[r-t] Method extension

Philip Earis pje24 at cantab.net
Tue Apr 28 03:33:55 UTC 2015

"What limitations? Can you give an example of something that ought to be 
considered an extension that is not covered, and does not introduce some 
obvious feature that is not present at the lower stage?"

I am not disputing that your algorithm can generate methods at different 
stages with close similarities.  I agree that such an algorithm has use in 
an advisory capacity if someone wants to generate methods.

But it is clear that no algorithm can (or should) produce a 1:1 mapping for 
(method at stage a : method at stage b).  You acknowledge this yourself, eg 
with Cambridge Minor possibly extending to Yorkshire, Lincolnshire, etc.
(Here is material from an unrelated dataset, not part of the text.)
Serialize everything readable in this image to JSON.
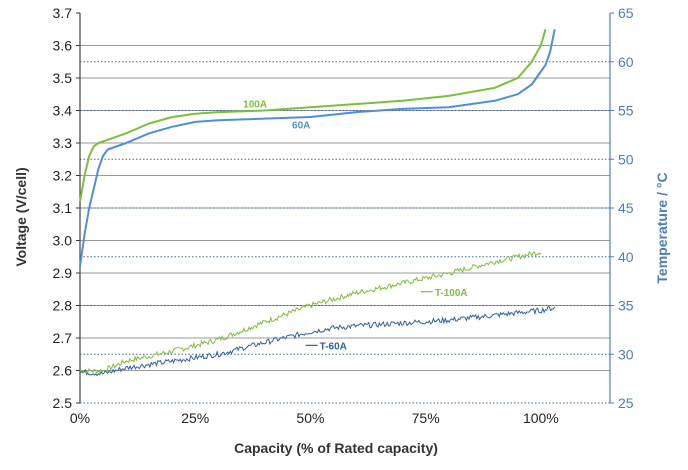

This, to my mind, makes the case for mandating the use of an extension 
algorithm very weak.

Why?  Well, say that you start with Oxford TB minor, and no 8-bell methods 
have yet been rung.  A band wishing to use your algorithm to extend this to 
8 could (with good reason) end up with the method known as Barry Peachey's 
Dog. A separate band, starting with Kent TB Minor, might chose to extend to 
what we know as Kent Major. Before long there would be a clamour to 
hard-code some arbitrary preferences (like the length of the lead must 
remain constant, or must extend with stage, or whatever) into the extension 
rules.  And before long you'd end up with a heavily parameterised mess, like 
the current Decisions, that would continually introduce new loopholes and 
problems (like with extending the method where the treble plain-hunts to 
n-1th place).

You will also end up under fire from the ringer in the street when you say 
that the method known as London actually shouldn't be as it no longer forms 
a valid extension, and myriad other examples of historical baggage now and 
in the future.

I don't really get Richard Johnston's point that a more liberal approach 
would lead to "poor extensions".  There's no shortage of terrible extensions 
at the moment that comply with the current Decisions, nor indeed or terrible 
new methods rung.  Why is this an argument not to trust bands?  I agree that 
a liberal approach could result in terrible methods being rung, but to my 
mind the status quo often mandates terrible methods being named thus.  It 
hardly seems like a better situation.